Sunday, August 12, 2012
Searching for Medical Care
It shouldn't be this way but it is. Why? Because the first question the office tends to ask is "why do you need to see the doctor" and when you say pain or fibromyalgia or lupus or CFS, the next words are often "we don't do pain meds here" or some variation thereof. Often doctors will refuse to take on chronic pain patients at all.
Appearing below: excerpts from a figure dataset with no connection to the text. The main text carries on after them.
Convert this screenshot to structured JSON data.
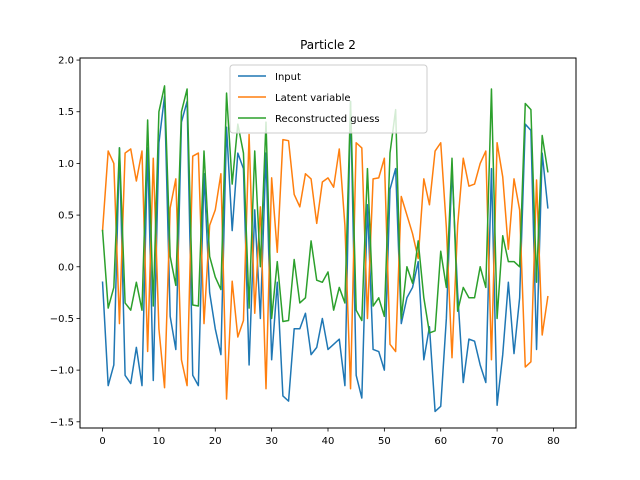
{
  "chart_data": {
    "type": "line",
    "title": "Particle 2",
    "xlabel": "",
    "ylabel": "",
    "xlim": [
      -4,
      84
    ],
    "ylim": [
      -1.56,
      2.02
    ],
    "xticks": [
      0,
      10,
      20,
      30,
      40,
      50,
      60,
      70,
      80
    ],
    "yticks": [
      -1.5,
      -1.0,
      -0.5,
      0.0,
      0.5,
      1.0,
      1.5,
      2.0
    ],
    "ytick_labels": [
      "−1.5",
      "−1.0",
      "−0.5",
      "0.0",
      "0.5",
      "1.0",
      "1.5",
      "2.0"
    ],
    "grid": false,
    "legend_position": "upper-center",
    "x": [
      0,
      1,
      2,
      3,
      4,
      5,
      6,
      7,
      8,
      9,
      10,
      11,
      12,
      13,
      14,
      15,
      16,
      17,
      18,
      19,
      20,
      21,
      22,
      23,
      24,
      25,
      26,
      27,
      28,
      29,
      30,
      31,
      32,
      33,
      34,
      35,
      36,
      37,
      38,
      39,
      40,
      41,
      42,
      43,
      44,
      45,
      46,
      47,
      48,
      49,
      50,
      51,
      52,
      53,
      54,
      55,
      56,
      57,
      58,
      59,
      60,
      61,
      62,
      63,
      64,
      65,
      66,
      67,
      68,
      69,
      70,
      71,
      72,
      73,
      74,
      75,
      76,
      77,
      78,
      79
    ],
    "series": [
      {
        "name": "Input",
        "color": "#1f77b4",
        "values": [
          -0.15,
          -1.15,
          -0.95,
          1.15,
          -1.05,
          -1.13,
          -0.78,
          -1.15,
          1.15,
          -1.1,
          1.2,
          1.65,
          -0.48,
          -0.8,
          1.4,
          1.6,
          -1.05,
          -1.15,
          0.9,
          -0.25,
          -0.6,
          -0.85,
          1.35,
          0.35,
          1.1,
          0.95,
          -0.95,
          0.55,
          -0.5,
          1.1,
          -0.9,
          -0.15,
          -1.25,
          -1.3,
          -0.6,
          -0.6,
          -0.45,
          -0.85,
          -0.78,
          -0.5,
          -0.8,
          -0.75,
          -0.7,
          -1.15,
          1.6,
          -1.05,
          -1.27,
          0.6,
          -0.8,
          -0.82,
          -1.0,
          0.75,
          0.95,
          -0.55,
          -0.3,
          -0.2,
          0.05,
          -0.9,
          -0.58,
          -1.4,
          -1.35,
          -0.5,
          0.95,
          -0.25,
          -1.12,
          -0.7,
          -0.72,
          -0.95,
          -1.12,
          0.95,
          -1.34,
          -0.85,
          -0.15,
          -0.84,
          -0.3,
          1.38,
          1.32,
          -0.8,
          1.1,
          0.57
        ]
      },
      {
        "name": "Latent variable",
        "color": "#ff7f0e",
        "values": [
          0.35,
          1.12,
          1.0,
          -0.55,
          1.1,
          1.14,
          0.83,
          1.12,
          -0.82,
          1.05,
          -0.6,
          -1.17,
          0.57,
          0.85,
          -0.9,
          -1.15,
          1.07,
          1.1,
          -0.55,
          0.4,
          0.55,
          0.9,
          -1.28,
          -0.14,
          -0.68,
          -0.52,
          1.28,
          -0.45,
          0.58,
          -1.18,
          0.86,
          0.14,
          1.23,
          1.22,
          0.7,
          0.58,
          0.9,
          0.85,
          0.42,
          0.82,
          0.86,
          0.77,
          1.14,
          0.4,
          -1.18,
          1.2,
          1.15,
          -0.5,
          0.85,
          0.86,
          1.05,
          -0.75,
          -0.82,
          0.68,
          0.5,
          0.32,
          0.08,
          0.85,
          0.6,
          1.12,
          1.2,
          0.38,
          -0.88,
          0.4,
          1.05,
          0.78,
          0.8,
          1.0,
          1.12,
          -0.9,
          1.2,
          0.87,
          0.17,
          0.85,
          0.55,
          -0.97,
          -0.92,
          0.84,
          -0.66,
          -0.29
        ]
      },
      {
        "name": "Reconstructed guess",
        "color": "#2ca02c",
        "values": [
          0.35,
          -0.4,
          -0.2,
          1.15,
          -0.35,
          -0.42,
          -0.15,
          -0.42,
          1.42,
          -0.38,
          1.5,
          1.75,
          0.1,
          -0.18,
          1.5,
          1.72,
          -0.37,
          -0.38,
          1.12,
          0.1,
          -0.1,
          -0.22,
          1.68,
          0.8,
          1.38,
          1.1,
          -0.4,
          1.12,
          0.0,
          1.4,
          -0.5,
          0.05,
          -0.53,
          -0.52,
          0.07,
          -0.35,
          -0.3,
          0.25,
          -0.13,
          -0.15,
          -0.05,
          -0.42,
          -0.2,
          -0.35,
          1.6,
          -0.42,
          -0.52,
          0.95,
          -0.38,
          -0.3,
          -0.48,
          1.1,
          1.52,
          -0.5,
          0.0,
          -0.16,
          0.25,
          -0.3,
          -0.64,
          -0.62,
          0.15,
          -0.2,
          1.05,
          -0.43,
          -0.2,
          -0.3,
          -0.3,
          0.0,
          -0.2,
          1.72,
          -0.5,
          0.3,
          0.05,
          0.05,
          0.0,
          1.58,
          1.52,
          -0.15,
          1.27,
          0.92
        ]
      }
    ]
  }
}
I have moved many times. I have traveled a good deal. Often I've had to seek out medical assistance because of my conditions, which all seem to cause me pain in one form or another. I find that about 1 in 25 doctors actually wants to help. That means that only about 4% of the doctors I've met, dealt with, or somehow had contact with are actually interested in easing pain, making life livable, and discovering core issues behind new problems as they arise. The rest are generally unhelpful, rude, and often extremely dismissive. This is a sad statement on our medical health care providers and possibly on the institutions which educate them.
It's sad that people with chronic health problems are looked at differently, treated differently, and are more or less outcasts when it comes to medical care. We have to search for the one doctor who will help us. We have to make dozens of calls and sometimes even go to several appointments before the right doctor appears. During the search we get subjected to accusations, dirty looks, name calling, or just being treated like a lower lifeform.
Doctors, if you are reading this maybe you are one of those 4% and you are willing to try. Stand up for the chronically ill. Be a voice for positive change. We deserve care and respect just as any other.